Но вот звонок в ночи: она! Малость охрипла то ли от водки, то ли от избытка рокочущих и рычащих в родной речи. Да вы откуда, комрад Саламанка? Из Пешавара, хохочет она. Сидим тут, вас поджидаем. Не дождетесь, мы не приедем. Вы лучше ко мне приезжайте, потрахаемся. Что за наваждение эта чертова шпионка! Реальный ли это субъект текущей биологии? Не померещилось ли Александру Яковлевичу? Не кошмарчик ли это той вогнуто-выгнутой сексуальности, что вечно тлеет в нем чеховской чахоткой?

– Значит, капитулировали, мистер Корбах? Детки вам, значит, дороже мировых шедевров? – Странное какое-то разочарование льется теперь из Пешавара или из телефонной будки возле кино «Двуликий Янус». Казалось бы, ликовать надо: вот, мол, как перед нами трепещут отщепенцы, ан недовольна офицерша, как будто ее проект тоже затрещал.

– Да-да, так и передайте: детки дороже.

– Ну, мы с вас все равно не слезем!

– Не возражаю, мадам.

– Прекрати провоцировать, мерзавец! – прокатилось в телефоне с такой силой, как будто дрогнула пакистано-афганская граница. – Будешь врать, что трахал меня? Никто не поверит! Хочешь, чтобы детки были живы, продумай всю свою жизнь! Жди рандеву, но дрочить на революцию перестань! – Отбой. Завыла преисподняя, сквозь которую, без сомнения, проложены все телефонные связи.

Взвыл и Александр Яковлевич. Горе мне, еврею, не признавшему родства, опозорившему и военно-русскую родину! «Белая лошадь», хлынь в меня неудержимым потоком, соедини хоть с чем-то родным на свете! Отщелкивая телефонный код Республики Гаити, он не выпускал изо рта увесистую, однако стремительно теряющую в весе бутылку. Любезнейший вкрадчивый голос то ли девушки, то ли ягуара осведомился, кому звонит столь великолепно пьяный месье. Звоню в резиденцию господина Шапоманже, mon chat actual. [179] Соединяю вас с резиденцией министра внутренних дел. Да я не министру звоню, а просто мужу моей жены, так вашу! Алло, резиденция министра Шапоманже слушает! Послушайте, что за вой там у вас, что за стоны, что за петушиные рулады?

179

Mon chat actual – зд.: мой котеночек (фр.).

Степа и Лева, два комсомольца Страны Советов, держат две отводные трубки. Не волнуйся, отец, это просто бабушка Фуран пришла со своим шантеклером. А правда, батя, ты миллиардером стал в США, c’est vraiment? Ce n’est pas vraiment, [180] дети-негодяи!

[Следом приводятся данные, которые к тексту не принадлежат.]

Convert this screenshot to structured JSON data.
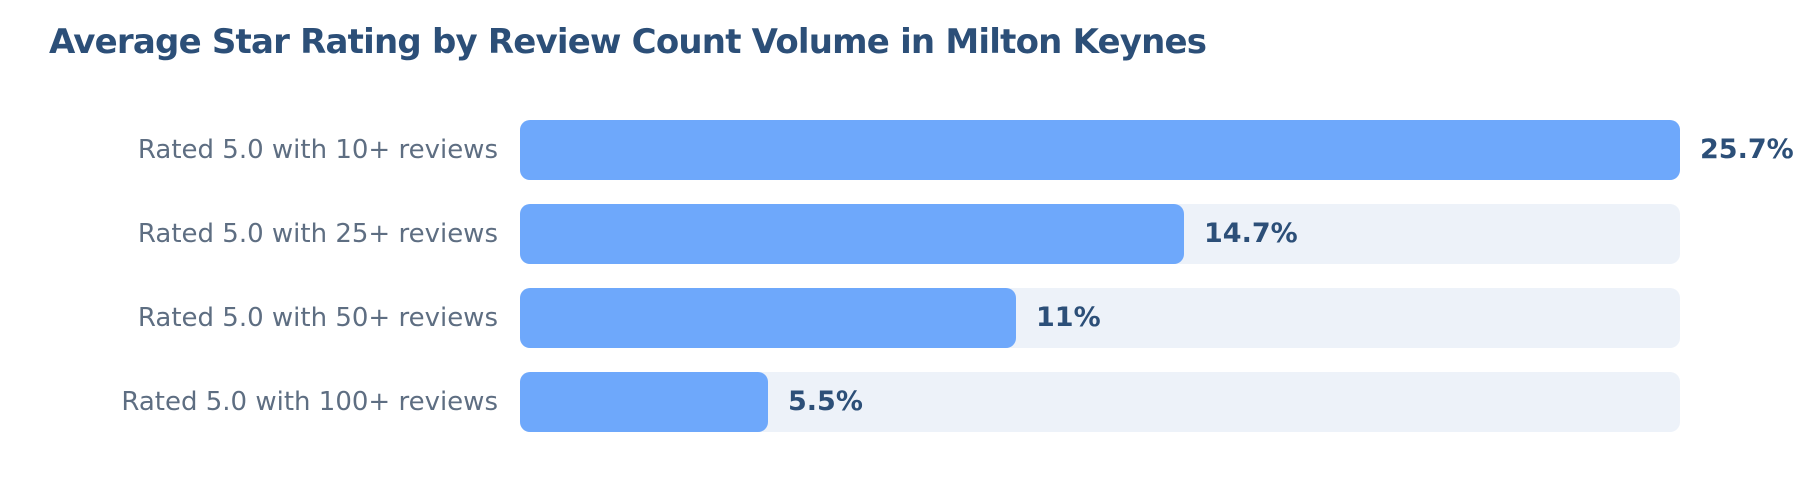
{
  "chart_data": {
    "type": "bar",
    "orientation": "horizontal",
    "title": "Average Star Rating by Review Count Volume in Milton Keynes",
    "categories": [
      "Rated 5.0 with 10+ reviews",
      "Rated 5.0 with 25+ reviews",
      "Rated 5.0 with 50+ reviews",
      "Rated 5.0 with 100+ reviews"
    ],
    "values": [
      25.7,
      14.7,
      11,
      5.5
    ],
    "value_labels": [
      "25.7%",
      "14.7%",
      "11%",
      "5.5%"
    ],
    "xlim": [
      0,
      25.7
    ],
    "grid": false,
    "legend": "none",
    "colors": {
      "bar": "#6ea8fb",
      "track": "#edf2f9",
      "title": "#2c4f78",
      "category_label": "#5e6e82",
      "value_label": "#2c4f78"
    }
  }
}
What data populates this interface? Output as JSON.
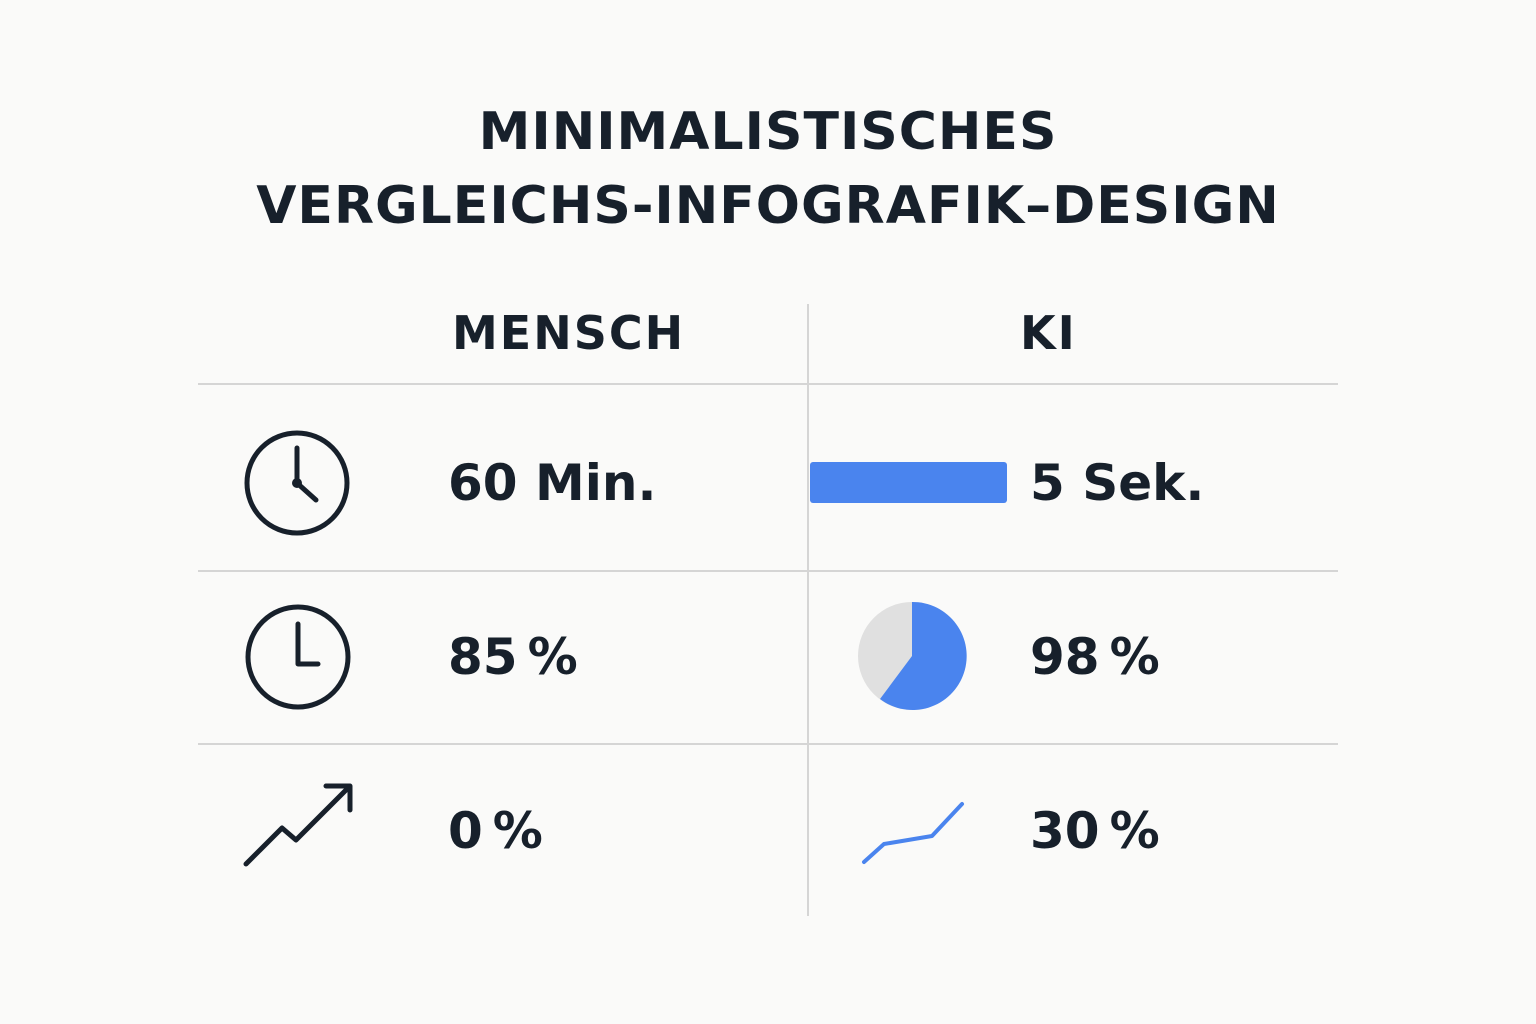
{
  "title": {
    "line1": "MINIMALISTISCHES",
    "line2": "VERGLEICHS-INFOGRAFIK–DESIGN"
  },
  "columns": {
    "left": "MENSCH",
    "right": "KI"
  },
  "rows": [
    {
      "left_icon": "clock-icon",
      "left_value": "60 Min.",
      "right_visual": "progress-bar",
      "right_value": "5 Sek."
    },
    {
      "left_icon": "clock-icon",
      "left_value": "85 %",
      "right_visual": "pie-icon",
      "right_value": "98 %"
    },
    {
      "left_icon": "trend-up-arrow-icon",
      "left_value": "0 %",
      "right_visual": "line-chart-icon",
      "right_value": "30 %"
    }
  ],
  "colors": {
    "accent": "#4a84ee",
    "text": "#17202b",
    "divider": "#d5d5d5",
    "pie_background": "#e0e0e0"
  }
}
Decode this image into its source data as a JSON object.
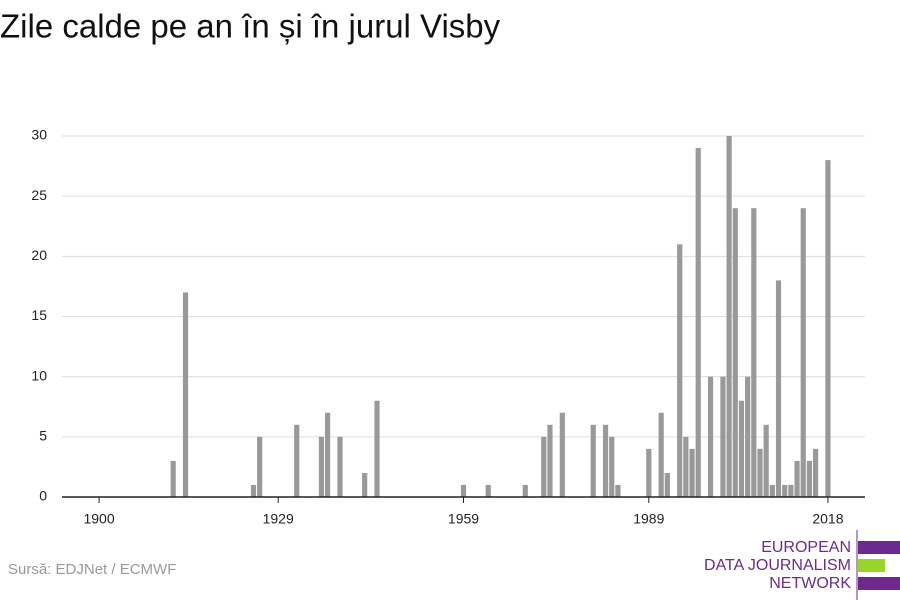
{
  "chart_data": {
    "type": "bar",
    "title": "Zile calde pe an în și în jurul Visby",
    "x": [
      1912,
      1914,
      1925,
      1926,
      1932,
      1936,
      1937,
      1939,
      1943,
      1945,
      1959,
      1963,
      1969,
      1972,
      1973,
      1975,
      1980,
      1982,
      1983,
      1984,
      1989,
      1991,
      1992,
      1994,
      1995,
      1996,
      1997,
      1999,
      2001,
      2002,
      2003,
      2004,
      2005,
      2006,
      2007,
      2008,
      2009,
      2010,
      2011,
      2012,
      2013,
      2014,
      2015,
      2016,
      2018
    ],
    "values": [
      3,
      17,
      1,
      5,
      6,
      5,
      7,
      5,
      2,
      8,
      1,
      1,
      1,
      5,
      6,
      7,
      6,
      6,
      5,
      1,
      4,
      7,
      2,
      21,
      5,
      4,
      29,
      10,
      10,
      30,
      24,
      8,
      10,
      24,
      4,
      6,
      1,
      18,
      1,
      1,
      3,
      24,
      3,
      4,
      28
    ],
    "color": "#999999",
    "xlim": [
      1894,
      2024
    ],
    "xticks": [
      1900,
      1929,
      1959,
      1989,
      2018
    ],
    "ylim": [
      0,
      30
    ],
    "yticks": [
      0,
      5,
      10,
      15,
      20,
      25,
      30
    ],
    "grid": true,
    "source": "Sursă: EDJNet / ECMWF",
    "logo": [
      "EUROPEAN",
      "DATA JOURNALISM",
      "NETWORK"
    ]
  }
}
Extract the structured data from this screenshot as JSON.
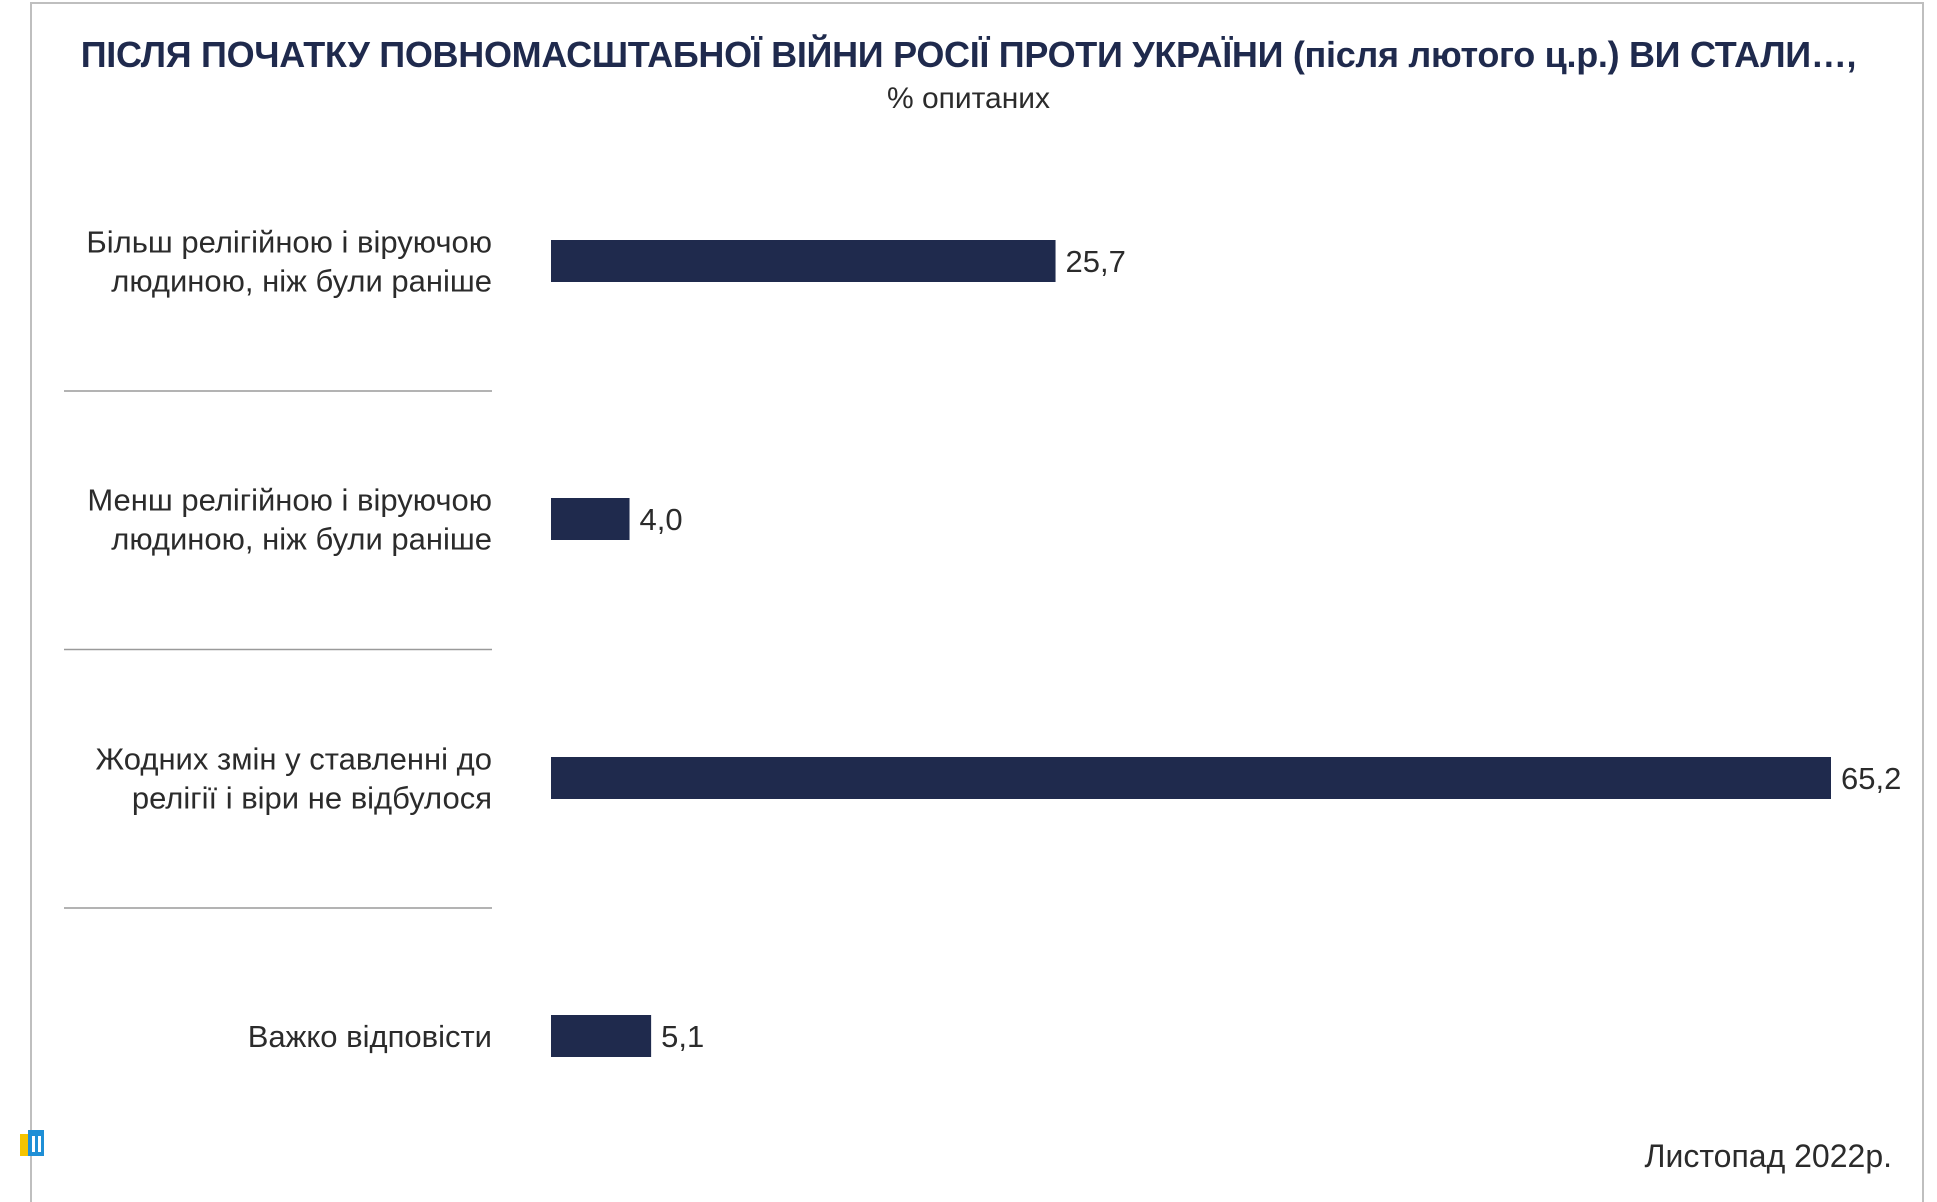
{
  "title": "ПІСЛЯ ПОЧАТКУ ПОВНОМАСШТАБНОЇ ВІЙНИ РОСІЇ ПРОТИ УКРАЇНИ (після лютого ц.р.) ВИ СТАЛИ…,",
  "subtitle": "% опитаних",
  "footer": "Листопад 2022р.",
  "colors": {
    "bar": "#1f2a4d",
    "separator": "#9a9a9a",
    "text": "#2b2b2b",
    "logo_blue": "#1f8fd6",
    "logo_yellow": "#f5c400"
  },
  "chart_data": {
    "type": "bar",
    "orientation": "horizontal",
    "categories": [
      [
        "Більш релігійною і віруючою",
        "людиною, ніж були раніше"
      ],
      [
        "Менш релігійною і віруючою",
        "людиною, ніж були раніше"
      ],
      [
        "Жодних змін у ставленні до",
        "релігії і віри не відбулося"
      ],
      [
        "Важко відповісти"
      ]
    ],
    "values": [
      25.7,
      4.0,
      65.2,
      5.1
    ],
    "value_labels": [
      "25,7",
      "4,0",
      "65,2",
      "5,1"
    ],
    "xlim": [
      0,
      65.2
    ],
    "grid": false,
    "legend": "none"
  }
}
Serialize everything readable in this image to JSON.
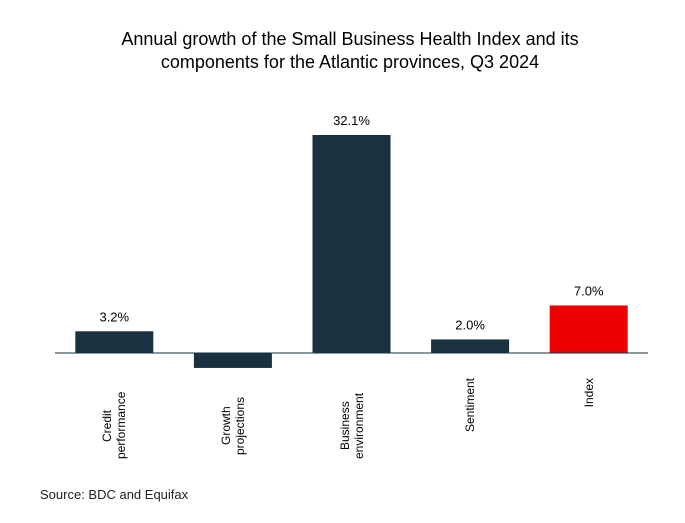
{
  "chart_data": {
    "type": "bar",
    "title": "Annual growth of the Small Business Health Index and its components for the Atlantic provinces, Q3 2024",
    "categories": [
      "Credit performance",
      "Growth projections",
      "Business environment",
      "Sentiment",
      "Index"
    ],
    "values": [
      3.2,
      -2.2,
      32.1,
      2.0,
      7.0
    ],
    "value_labels": [
      "3.2%",
      null,
      "32.1%",
      "2.0%",
      "7.0%"
    ],
    "colors": [
      "#1a3240",
      "#1a3240",
      "#1a3240",
      "#1a3240",
      "#ee0000"
    ],
    "source": "Source: BDC and Equifax"
  }
}
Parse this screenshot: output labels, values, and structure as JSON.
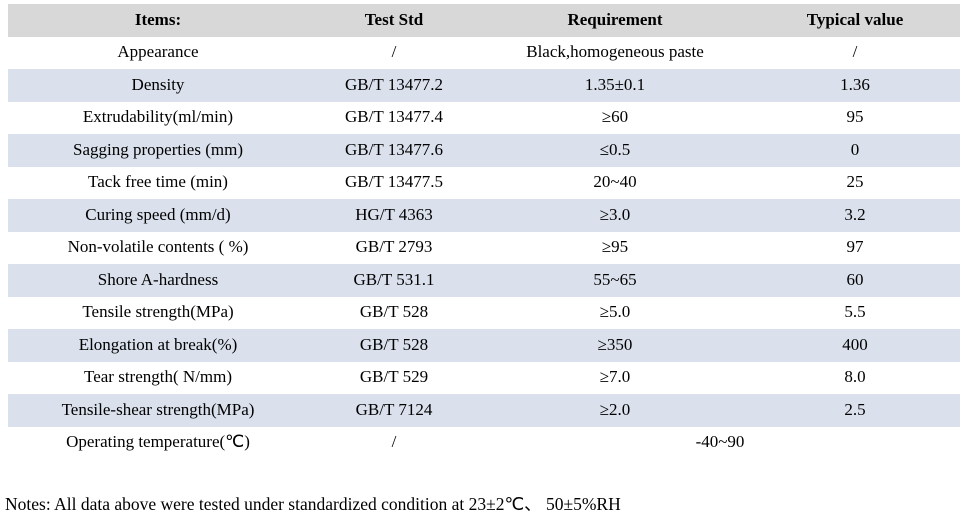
{
  "colors": {
    "header_bg": "#d8d8d8",
    "band_bg": "#dae1ec",
    "row_bg": "#ffffff",
    "text": "#000000"
  },
  "table": {
    "columns": [
      "Items:",
      "Test Std",
      "Requirement",
      "Typical value"
    ],
    "rows": [
      {
        "item": "Appearance",
        "std": "/",
        "req": "Black,homogeneous paste",
        "typ": "/",
        "shaded": false,
        "merged": false
      },
      {
        "item": "Density",
        "std": "GB/T 13477.2",
        "req": "1.35±0.1",
        "typ": "1.36",
        "shaded": true,
        "merged": false
      },
      {
        "item": "Extrudability(ml/min)",
        "std": "GB/T 13477.4",
        "req": "≥60",
        "typ": "95",
        "shaded": false,
        "merged": false
      },
      {
        "item": "Sagging properties (mm)",
        "std": "GB/T 13477.6",
        "req": "≤0.5",
        "typ": "0",
        "shaded": true,
        "merged": false
      },
      {
        "item": "Tack free time (min)",
        "std": "GB/T 13477.5",
        "req": "20~40",
        "typ": "25",
        "shaded": false,
        "merged": false
      },
      {
        "item": "Curing speed (mm/d)",
        "std": "HG/T 4363",
        "req": "≥3.0",
        "typ": "3.2",
        "shaded": true,
        "merged": false
      },
      {
        "item": "Non-volatile contents ( %)",
        "std": "GB/T 2793",
        "req": "≥95",
        "typ": "97",
        "shaded": false,
        "merged": false
      },
      {
        "item": "Shore A-hardness",
        "std": "GB/T 531.1",
        "req": "55~65",
        "typ": "60",
        "shaded": true,
        "merged": false
      },
      {
        "item": "Tensile strength(MPa)",
        "std": "GB/T 528",
        "req": "≥5.0",
        "typ": "5.5",
        "shaded": false,
        "merged": false
      },
      {
        "item": "Elongation at break(%)",
        "std": "GB/T 528",
        "req": "≥350",
        "typ": "400",
        "shaded": true,
        "merged": false
      },
      {
        "item": "Tear strength( N/mm)",
        "std": "GB/T 529",
        "req": "≥7.0",
        "typ": "8.0",
        "shaded": false,
        "merged": false
      },
      {
        "item": "Tensile-shear strength(MPa)",
        "std": "GB/T 7124",
        "req": "≥2.0",
        "typ": "2.5",
        "shaded": true,
        "merged": false
      },
      {
        "item": "Operating temperature(℃)",
        "std": "/",
        "req": "-40~90",
        "typ": null,
        "shaded": false,
        "merged": true
      }
    ]
  },
  "notes": "Notes: All data above were tested under standardized condition at 23±2℃、 50±5%RH"
}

Так когда-то резвились в шутках: отец-подлец, дети-негодяи. Вы такую даму, прошу прощенья, знаете, Мирель Саламанку? Госпожа министерша в этот момент берет третью отводную трубку. Не волнуйся, Сашка, Мирель Коллонтай Саламанка давно у нас на учете. Четвертую трубку берет сам барон Вендреди. Хороший грузинский акцент. Послушайте, месье Саша, хочешь хорошо покушать, выпить, приезжай немедленно. Мы тут накопили много всего хорошего. Вокруг хорошего мало, а внутри хорошего очень много. Спасибо за приглашение, другого я от тебя и не ждал, барон. В тропиках рождаются широкие натуры, поселяются большие души. Север при всей своей философии лишен братства древних караванных путей. Вот я, например, оказался здесь одинок, как перст. Нет, не как перс, а как аллегорический палец. Аллегорический, correctетепt. Не тот, у которого девять подвижных братьев, но аллегорический, сродни гоголевскому «Носу». В общем, еду к вам на роль бывшего мужа, то есть одного из ваших зомби.

180

c’est vraiment? Сe n’est pas vraiment… – …это правда? Это не-правда (фр.).